Telangana drought: Ratnapur village where water is distributed like prasad

What do you do when every pot has come to the only well and there’s just a mossy puddle to draw from?
Women trudge up a hill in Ratnapur that is the lone source of drinking water for the villagers. | (Satya Keerthi | EPS)
Women trudge up a hill in Ratnapur that is the lone source of drinking water for the villagers. | (Satya Keerthi | EPS)

What do you do when every pot has come to the only well and there’s just a mossy puddle to draw from?

RATNAPUR: Ratnapur lies up on a hill and Pendur Ramchander is guiding me to it this afternoon. We take the snaking path up a steep gradient strewn with loose rock.

Under a 45-degree sun, 100 metres is a long time up this path. I stop for a swig of Aquafina Purity Guaranteed and notice that my nickel silver bangle has burnt a welt into my skin. I wince and I look at my guide’s face for a trace of amusement. I’m a city girl, what the hell!

Residents of Ratnapur village, located
on top of a hillock in Adilabad, have
to tread through a rocky path to a well
at the foot of the hill to get a drum of
drinking water | Sathya Keerthi

“Imagine going up this path with two pots of water on the head, madam,” he says. Ramchander is forty-fiveish, a Telugu teacher in a government high school for girls up above.

Ratnapur is a Gond village about 30 km from Adilabad, the district HQ. It’s a village of 80 families and 400 people. It has produced three famous sons, two home guards and one teacher, which is Ramchander. It can only be reached via uphill path.

Up in the village, we head straight to the first sign of activity. It’s the village well, the only one, a 100 m from the dwellings. Here now in the midday sun, the whole village, every pot in every house, seems to have assembled at the well.

I go to the edge and peer down as a dank smell wafts up from all the frenetic bailing that’s been going on here. It’s about 9m deep, a hole in the earth with its entrails showing – rocks and sand and dirt. ‘Water’ is a few mossy puddles.

“Look at the water level,” said a 60-year-old man. “It will be over in the next three or four days.”

When Ratnapur’s well dries up, as it surely will, everyone has to do the trudge down to the new well at the bottom of the hill and struggle Sisyphus-like back up that precipitous path with two pots balanced on your head. Acrobatics is a useful skill in Ratnapur.

“I’m 50 now,” said a woman guarding an orange plastic pot at the edge of the well. “I have struggled for drinking water every day of my life. I know that my children will also die the same way.”

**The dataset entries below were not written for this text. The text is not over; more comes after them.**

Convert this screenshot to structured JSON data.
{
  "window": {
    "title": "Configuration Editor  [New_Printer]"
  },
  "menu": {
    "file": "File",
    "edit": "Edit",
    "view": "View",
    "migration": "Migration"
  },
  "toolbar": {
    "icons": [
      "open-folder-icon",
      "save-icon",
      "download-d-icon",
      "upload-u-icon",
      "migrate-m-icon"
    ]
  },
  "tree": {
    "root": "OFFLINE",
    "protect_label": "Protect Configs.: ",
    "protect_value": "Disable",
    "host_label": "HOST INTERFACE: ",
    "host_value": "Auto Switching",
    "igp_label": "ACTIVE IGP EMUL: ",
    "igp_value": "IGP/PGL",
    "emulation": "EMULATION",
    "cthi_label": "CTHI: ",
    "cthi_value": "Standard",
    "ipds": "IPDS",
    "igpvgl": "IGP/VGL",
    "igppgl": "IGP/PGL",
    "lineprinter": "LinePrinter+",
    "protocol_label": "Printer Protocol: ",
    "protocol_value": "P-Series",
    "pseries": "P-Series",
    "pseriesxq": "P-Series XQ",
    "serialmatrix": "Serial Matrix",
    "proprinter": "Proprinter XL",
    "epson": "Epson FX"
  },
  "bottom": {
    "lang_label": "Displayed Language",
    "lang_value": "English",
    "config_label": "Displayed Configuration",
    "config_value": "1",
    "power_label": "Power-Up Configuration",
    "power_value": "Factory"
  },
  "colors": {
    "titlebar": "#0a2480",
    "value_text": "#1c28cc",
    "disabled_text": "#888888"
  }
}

Ratnapur is down to the dregs but it’s still a democracy. When the dry months begin, the elders ration water from the well to all the households. Each family is apportioned a set number of pots they can fill.
It’s a summer tradition of the Gonds, says Ramchander.

“Gudi lo prasadam panchinattu, neellu panchutaru, madam (it’s like distributing prasadam at the temple, madam,” he says.

When the well dries, the trudge to the one at the foot of the hill begins. Women in each family do the trudge at least five times a day. While most of the villagers have no choice than to go up and down, those who are slightly better off use bullock carts to heave 200 litre drums up and down that snaky path. “We have to make at least two trips a day,” says Athram Sowmitra.

Aiyyo, what will the government do?

There’s a government out there of course, good to dig a few borewells. Noticing the plight of Ratnapur, babus came by back in 2004, dug 10 borewells. Five struck water but went dry not a long time later. Ratnapur is back to its lone well.

Pendur Birsha, president of the Village Tribal Development Authority, says he’s despaired of telling the government that borewells don’t help for there’s just no ground water on that hill. It wasn’t until 2016 that the government heard him and then they decided to dig a well at the foot of the hill and pump the water up.

For Ratnapur’s 80 families, this was heavy engineering and it promised to help. The well was dug and a motor was fixed and an overhead tank was built in Ratnapur.

“But then the pipeline has not been laid and the entire set up is just wasted,” says Pendur Birsha, slapping his forehead in the classical aiyyo gesture.

Drought’s dire deeds

In an iconic essay written in November 1989, the late human rights activist K Balagopal threw light on eternal scepter of drought in rural India. Little has changed since then.

An excerpt from Balagopal’s essay in the Economic and Political Weekly. There was a near total failure of both the Kharif and the Rabbi crops, for as you all know, it rained too much in the first season and not at all in the second.

And soon the peasants — especially the tribals, many of whom do not have title deeds for the land they cultivate and therefore cannot raise loans from banks — were close to starvation.

They started selling their cows and bullocks at the weekly fairs. The Jainur fair soon started looking like an exclusive cattle fair.

A man needs a moral reason for doing selfish things, as we all know, and tribals would say they are selling the cattle because there is no fodder to feed them with, but in reality the selfish fellows are selling the dumb animals, just so that they can feed themselves.